2 Voir par exemple la décision de la Commission européenne du 4 avril 2006 COMP/M. 4096 – Carrefour/Hyparlo.

3 Voir les décisions de l’Autorité de la concurrence n° 09-DCC-24 du 23 juillet 2009 Floritine/C.S.F ; 09-DCC-10 du 28 mai 2009 Frandis/Financière Perdis ; 09-DCC-06 du 20 mai 2009 Evolis/ITM ; 09-DCC-04 du 29 avril 2009 précitée.

4 Voir notamment les décisions de la Commission européenne M. 1221 Rewe/Meinl du 3 février 1999 et M. 1684 Carrefour/Promodès du 25 janvier 2000.

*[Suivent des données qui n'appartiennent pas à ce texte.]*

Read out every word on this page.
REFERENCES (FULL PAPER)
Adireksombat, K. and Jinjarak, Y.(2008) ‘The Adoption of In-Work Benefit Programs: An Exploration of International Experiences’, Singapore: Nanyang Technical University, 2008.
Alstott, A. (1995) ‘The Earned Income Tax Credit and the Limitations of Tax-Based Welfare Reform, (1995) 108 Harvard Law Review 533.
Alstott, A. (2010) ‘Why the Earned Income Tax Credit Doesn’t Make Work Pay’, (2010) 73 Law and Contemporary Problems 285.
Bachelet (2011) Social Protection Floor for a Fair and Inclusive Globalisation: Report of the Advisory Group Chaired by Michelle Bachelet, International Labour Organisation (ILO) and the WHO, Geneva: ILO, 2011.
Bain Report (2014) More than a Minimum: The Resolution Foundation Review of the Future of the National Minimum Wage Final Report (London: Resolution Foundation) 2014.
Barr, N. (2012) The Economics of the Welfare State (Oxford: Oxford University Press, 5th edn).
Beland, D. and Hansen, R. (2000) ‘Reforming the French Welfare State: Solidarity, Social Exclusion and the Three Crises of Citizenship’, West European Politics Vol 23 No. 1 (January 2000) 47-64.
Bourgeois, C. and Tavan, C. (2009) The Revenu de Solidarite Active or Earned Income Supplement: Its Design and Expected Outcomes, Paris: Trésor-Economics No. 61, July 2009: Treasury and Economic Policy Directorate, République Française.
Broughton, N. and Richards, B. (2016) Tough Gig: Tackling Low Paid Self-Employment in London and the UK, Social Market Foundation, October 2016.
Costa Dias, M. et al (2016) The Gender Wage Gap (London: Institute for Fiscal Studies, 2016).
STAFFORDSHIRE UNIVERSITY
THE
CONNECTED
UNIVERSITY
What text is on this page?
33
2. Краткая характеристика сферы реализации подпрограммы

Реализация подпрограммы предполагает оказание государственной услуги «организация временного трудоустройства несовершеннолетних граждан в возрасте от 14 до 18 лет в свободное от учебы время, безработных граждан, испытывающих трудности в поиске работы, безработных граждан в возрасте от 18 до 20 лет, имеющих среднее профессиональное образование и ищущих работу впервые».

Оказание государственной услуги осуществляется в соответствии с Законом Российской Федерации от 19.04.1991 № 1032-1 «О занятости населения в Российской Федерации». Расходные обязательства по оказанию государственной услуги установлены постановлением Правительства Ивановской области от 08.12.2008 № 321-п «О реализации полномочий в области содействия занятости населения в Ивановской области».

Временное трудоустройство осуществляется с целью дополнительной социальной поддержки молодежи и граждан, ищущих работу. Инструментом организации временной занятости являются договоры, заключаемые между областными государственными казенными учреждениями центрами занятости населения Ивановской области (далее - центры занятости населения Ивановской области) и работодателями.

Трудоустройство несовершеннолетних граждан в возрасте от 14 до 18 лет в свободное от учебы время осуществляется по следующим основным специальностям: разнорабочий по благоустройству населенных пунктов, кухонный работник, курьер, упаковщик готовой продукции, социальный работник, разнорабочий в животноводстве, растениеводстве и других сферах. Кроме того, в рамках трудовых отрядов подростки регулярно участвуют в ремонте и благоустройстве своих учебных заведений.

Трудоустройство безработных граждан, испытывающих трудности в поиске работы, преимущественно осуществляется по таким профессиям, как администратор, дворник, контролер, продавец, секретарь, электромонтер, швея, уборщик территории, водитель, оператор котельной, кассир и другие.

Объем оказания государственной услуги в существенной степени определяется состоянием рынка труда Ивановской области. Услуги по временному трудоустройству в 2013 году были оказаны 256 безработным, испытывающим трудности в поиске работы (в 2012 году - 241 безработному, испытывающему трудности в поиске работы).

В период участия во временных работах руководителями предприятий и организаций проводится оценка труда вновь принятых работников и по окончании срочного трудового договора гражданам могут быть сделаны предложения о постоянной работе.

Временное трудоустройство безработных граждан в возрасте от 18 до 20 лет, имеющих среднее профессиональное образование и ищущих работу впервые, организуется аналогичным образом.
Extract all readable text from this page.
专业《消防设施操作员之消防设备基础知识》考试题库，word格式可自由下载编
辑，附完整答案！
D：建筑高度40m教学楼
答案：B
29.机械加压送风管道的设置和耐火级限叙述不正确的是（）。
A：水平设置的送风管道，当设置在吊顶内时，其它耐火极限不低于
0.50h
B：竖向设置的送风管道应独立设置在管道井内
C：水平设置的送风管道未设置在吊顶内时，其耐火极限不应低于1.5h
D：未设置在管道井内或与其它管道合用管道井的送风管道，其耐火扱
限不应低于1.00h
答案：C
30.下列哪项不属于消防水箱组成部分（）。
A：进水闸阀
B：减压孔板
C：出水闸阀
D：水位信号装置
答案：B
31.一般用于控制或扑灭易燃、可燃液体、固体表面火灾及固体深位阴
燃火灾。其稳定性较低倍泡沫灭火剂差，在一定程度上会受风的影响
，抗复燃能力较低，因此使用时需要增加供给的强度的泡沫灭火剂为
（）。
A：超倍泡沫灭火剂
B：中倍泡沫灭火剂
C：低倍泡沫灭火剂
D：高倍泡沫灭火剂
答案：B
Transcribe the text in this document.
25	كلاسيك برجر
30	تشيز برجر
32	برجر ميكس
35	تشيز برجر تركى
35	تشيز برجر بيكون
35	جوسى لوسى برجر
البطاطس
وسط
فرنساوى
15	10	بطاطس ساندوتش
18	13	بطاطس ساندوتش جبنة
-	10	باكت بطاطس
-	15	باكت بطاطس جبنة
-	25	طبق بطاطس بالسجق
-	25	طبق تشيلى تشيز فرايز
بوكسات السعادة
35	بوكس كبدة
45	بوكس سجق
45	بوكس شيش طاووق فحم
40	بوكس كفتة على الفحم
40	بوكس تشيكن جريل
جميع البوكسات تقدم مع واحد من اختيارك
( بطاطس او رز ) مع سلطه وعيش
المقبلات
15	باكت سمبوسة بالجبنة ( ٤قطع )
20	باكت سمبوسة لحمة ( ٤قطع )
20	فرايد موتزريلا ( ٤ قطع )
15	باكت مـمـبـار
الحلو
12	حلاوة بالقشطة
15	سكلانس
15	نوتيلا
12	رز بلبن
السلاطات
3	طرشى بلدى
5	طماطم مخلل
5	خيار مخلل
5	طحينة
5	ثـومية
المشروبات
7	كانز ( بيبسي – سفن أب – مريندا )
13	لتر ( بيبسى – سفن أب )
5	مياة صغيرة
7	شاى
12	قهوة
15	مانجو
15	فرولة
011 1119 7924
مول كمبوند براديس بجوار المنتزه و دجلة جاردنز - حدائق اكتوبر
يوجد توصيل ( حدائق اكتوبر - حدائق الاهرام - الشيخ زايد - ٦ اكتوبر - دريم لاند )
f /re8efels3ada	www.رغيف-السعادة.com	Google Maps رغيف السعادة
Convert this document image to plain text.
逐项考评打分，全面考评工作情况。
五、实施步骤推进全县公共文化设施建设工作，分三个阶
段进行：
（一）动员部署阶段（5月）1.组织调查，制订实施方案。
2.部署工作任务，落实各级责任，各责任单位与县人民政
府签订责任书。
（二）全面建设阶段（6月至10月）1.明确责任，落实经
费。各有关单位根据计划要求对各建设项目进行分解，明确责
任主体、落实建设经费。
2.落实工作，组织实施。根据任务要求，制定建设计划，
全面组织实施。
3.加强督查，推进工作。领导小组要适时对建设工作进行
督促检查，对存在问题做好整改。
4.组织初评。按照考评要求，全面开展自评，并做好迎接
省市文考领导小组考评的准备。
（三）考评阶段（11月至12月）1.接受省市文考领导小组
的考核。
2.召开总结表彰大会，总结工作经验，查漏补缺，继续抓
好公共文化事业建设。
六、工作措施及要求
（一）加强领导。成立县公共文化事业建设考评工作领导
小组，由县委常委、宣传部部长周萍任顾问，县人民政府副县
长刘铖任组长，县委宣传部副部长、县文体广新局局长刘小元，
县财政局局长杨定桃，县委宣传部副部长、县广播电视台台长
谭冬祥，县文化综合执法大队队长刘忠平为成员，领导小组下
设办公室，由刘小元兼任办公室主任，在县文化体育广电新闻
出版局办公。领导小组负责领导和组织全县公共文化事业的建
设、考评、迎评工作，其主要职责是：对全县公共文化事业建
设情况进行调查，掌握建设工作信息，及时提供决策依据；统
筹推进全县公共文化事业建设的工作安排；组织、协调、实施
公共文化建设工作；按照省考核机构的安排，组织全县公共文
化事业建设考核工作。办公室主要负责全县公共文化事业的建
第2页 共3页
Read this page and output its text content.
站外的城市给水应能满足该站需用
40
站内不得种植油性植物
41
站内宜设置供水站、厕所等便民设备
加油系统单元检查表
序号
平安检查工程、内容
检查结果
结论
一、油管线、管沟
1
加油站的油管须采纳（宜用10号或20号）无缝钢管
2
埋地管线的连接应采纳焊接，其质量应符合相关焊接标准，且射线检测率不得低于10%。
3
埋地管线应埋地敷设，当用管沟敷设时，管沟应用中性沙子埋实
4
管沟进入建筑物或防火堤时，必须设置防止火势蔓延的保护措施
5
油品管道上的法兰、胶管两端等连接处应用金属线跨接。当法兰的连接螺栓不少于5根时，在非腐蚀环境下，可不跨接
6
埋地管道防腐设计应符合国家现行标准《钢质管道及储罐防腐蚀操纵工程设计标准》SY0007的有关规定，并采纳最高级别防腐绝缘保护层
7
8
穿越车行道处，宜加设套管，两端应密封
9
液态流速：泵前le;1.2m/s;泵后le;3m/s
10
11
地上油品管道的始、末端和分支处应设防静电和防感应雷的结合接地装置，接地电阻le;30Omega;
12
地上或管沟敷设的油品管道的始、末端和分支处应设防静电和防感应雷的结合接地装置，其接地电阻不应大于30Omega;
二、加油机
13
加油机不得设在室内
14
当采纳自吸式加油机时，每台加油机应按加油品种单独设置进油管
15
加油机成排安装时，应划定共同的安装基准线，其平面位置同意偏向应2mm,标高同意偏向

5 Voir notamment les décisions du ministre C2005-98, Carrefour/Penny Market du 10 novembre 2005, C2006-15 Carrefour/Groupe Hamon du 14 avril 2006, C2007-172 relatif à la création de l’entreprise commune Plamidis du 13 février 2008, C2008-32 Carrefour/SAGC du  9 juillet 2008 et les décisions de l’Autorité n° 09-DCC-06 du 20 mai 2009 relative à la prise de contrôle exclusif de la société Evolis S.A.S. par la société ITM Entreprises et n° 09-DCC-10 du 28 mai 2009 relative à la prise de contrôle exclusif de la société Frandis par la société Financière Perdis.

6 Voir notamment les décisions précitées du ministre C2005-98, C2006-15, C2007-172, C2008-32 et les décisions de l’Autorité n° 09-DCC- 06 et n° 09-DCC-10.